Consider the boundary-value problem for the Laplacian $\nabla^2\phi(x,y)=0$ within a semi-infinite strip $0<x<a$, $0<y<\infty$, with the following boundary conditions
$$\partial_x\phi(0,y)=\partial_x\phi(a,y)=0$$
$$\phi(x,0)=f(x)$$
$$\lim_{y\rightarrow\infty}\phi(x,y)=0$$
The solution from separation of variables is
$$\phi(x,y)=\sum_{n=0}^\infty c_n \exp(-n\pi y/a)\cos(n\pi x/a)$$
With the $c_n$ determined from the Fourier cosine series of $f$
$$c_{n \neq 0}=\frac{2}{a}\int_0^a dx\ f(x)\cos(n\pi x/a)$$
$$c_0=\frac{1}{a}\int_0^a dx\ f(x)$$
For the special case $f(x)=const=\phi_0$, only the $n=0$ term is nonzero, but then $\phi(x,y)=\phi_0$ doesn't satisfy all the boundary conditions, so it seems the BVP is ill-posed.
Question: We have specified $\phi$ or $\partial_x \phi$ over the boundary of the region. In a purely Dirichlet or Neumann problem, that would be enough. In this case, the boundary conditions are mixed, and it appears that there are additional conditions that must be enforced (on the boundary data) to make the problem well posed. What are these conditions?
The same problem in a rectangle $0<x<a$, $0<y<b$, and BC $\phi(x,b)=0$ with $f(x)=\phi_0$ gives the solution that $\phi(x,y)=\phi_0 (1-y/b)$. In the sense that we are taking $\lim_{b\rightarrow\infty}$ for this problem, I see how end up with the solution to the first problem, yet this is not entirely satisfactory since that solution doesn't satisfy the BCs.
Best Answer
A necessary and sufficient condition for the well-posedness is $$ \int_{0}^{a}f(x)\, dx=0. $$ This is equivalent to $c_0=0$, where $c_0$ is one of the Fourier coefficients defined in the question. Note that the condition $c_0=0$ is needed to ensure that $\lim_{y\to \infty}\phi(x,y)=0$. In particular, this excludes the case $f=\text{const.}$ mentioned by Sal and A rural reader. The reason why it is sufficient is because your $\phi$ solves the problem.

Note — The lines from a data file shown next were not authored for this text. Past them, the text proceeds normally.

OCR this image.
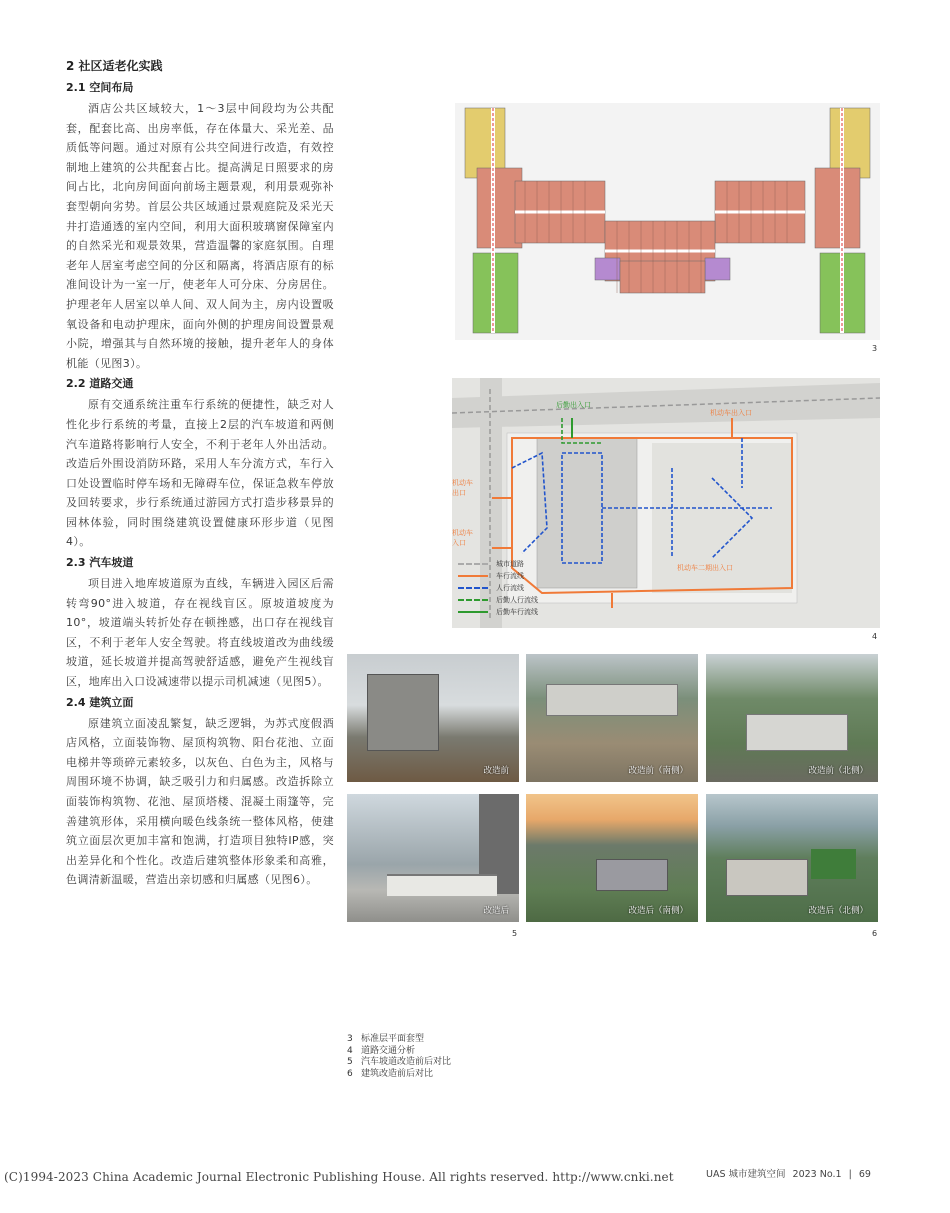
2 社区适老化实践
2.1 空间布局

酒店公共区域较大，1～3层中间段均为公共配套，配套比高、出房率低，存在体量大、采光差、品质低等问题。通过对原有公共空间进行改造，有效控制地上建筑的公共配套占比。提高满足日照要求的房间占比，北向房间面向前场主题景观，利用景观弥补套型朝向劣势。首层公共区域通过景观庭院及采光天井打造通透的室内空间，利用大面积玻璃窗保障室内的自然采光和观景效果，营造温馨的家庭氛围。自理老年人居室考虑空间的分区和隔离，将酒店原有的标准间设计为一室一厅，使老年人可分床、分房居住。护理老年人居室以单人间、双人间为主，房内设置吸氧设备和电动护理床，面向外侧的护理房间设置景观小院，增强其与自然环境的接触，提升老年人的身体机能（见图3）。

2.2 道路交通

原有交通系统注重车行系统的便捷性，缺乏对人性化步行系统的考量，直接上2层的汽车坡道和两侧汽车道路将影响行人安全，不利于老年人外出活动。改造后外围设消防环路，采用人车分流方式，车行入口处设置临时停车场和无障碍车位，保证急救车停放及回转要求，步行系统通过游园方式打造步移景异的园林体验，同时围绕建筑设置健康环形步道（见图4）。

2.3 汽车坡道

项目进入地库坡道原为直线，车辆进入园区后需转弯90°进入坡道，存在视线盲区。原坡道坡度为10°，坡道端头转折处存在顿挫感，出口存在视线盲区，不利于老年人安全驾驶。将直线坡道改为曲线缓坡道，延长坡道并提高驾驶舒适感，避免产生视线盲区，地库出入口设减速带以提示司机减速（见图5）。

2.4 建筑立面

原建筑立面凌乱繁复，缺乏逻辑，为苏式度假酒店风格，立面装饰物、屋顶构筑物、阳台花池、立面电梯井等琐碎元素较多，以灰色、白色为主，风格与周围环境不协调，缺乏吸引力和归属感。改造拆除立面装饰构筑物、花池、屋顶塔楼、混凝土雨篷等，完善建筑形体，采用横向暖色线条统一整体风格，使建筑立面层次更加丰富和饱满，打造项目独特IP感，突出差异化和个性化。改造后建筑整体形象柔和高雅，色调清新温暖，营造出亲切感和归属感（见图6）。

3
城市道路
车行流线
人行流线
后勤人行流线
后勤车行流线
后勤出入口
机动车出入口
机动车出口
机动车入口
机动车二期出入口
4
改造前	改造前（南侧）	改造前（北侧）
改造后	改造后（南侧）	改造后（北侧）
5	6
3 标准层平面套型
4 道路交通分析
5 汽车坡道改造前后对比
6 建筑改造前后对比
(C)1994-2023 China Academic Journal Electronic Publishing House. All rights reserved. http://www.cnki.net	UAS 城市建筑空间 2023 No.1 | 69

Now, let me explain some background to this which is related to what Bob Terrell wrote. For this purpose, let us for the moment consider a Neumann boundary condition $$ (\partial_y \phi)(x,0)=h(x) $$ instead of the Dirichlet one. Then it is well-known (see https://doi.org/10.1016/S0065-2156(08)70244-8 for example) that the problem is well-posed (unique existence of the solution decaying as $y\to \infty$) if and only if $h(x)$ is "self-equibrated", that is, $$ \int_{0}^{a}h(x)\, dx=0. $$ This condition resolves the essential concern raised by Bob Terrell about the flux. [N.B.: The term "self-equibrated" is used in the field of elasticity. You might also be interested in what is called "Saint-Venant's principle" (https://en.wikipedia.org/wiki/Saint-Venant's_principle).] Now, let us return to the Dirichlet case. Denote by $h(x)=(\partial_y \phi)(x,0)$ the (local) flux at the bottom. Then from your expression, we have $$ h(x)=-\frac{\pi}{a}\sum_{n=1}^{\infty}nc_n \cos\left( \frac{n\pi x}{a} \right). $$ This gives an expression of the Neumann data in terms of the Dirichlet data, i.e., the Fourier coefficients $(c_n)_{n=1}^{\infty}$ of $f$. Then the (total) flux at the bottom is automatically zero: $$ \int_{0}^{a}h(x)\, dx=0. $$ This is because $\int_{0}^{a}\cos(n\pi x/a)\, dx=0$. As we mentioned above, this ensures that the problem is well-posed.
However, if the region is not rectangular, it becomes difficult to express the Neumann data $h(x)$ in terms of the Dirichlet data $f(x)$. And in such cases, the condition $\int_{0}^{a}f(x)\, dx=0$ might not be sufficient (although I cannot give any example right now), whereas the condition corresponding to $\int_{0}^{a}h(x)\, dx=0$ ensures that the problem is well-posed even for regions not necessarily rectangular.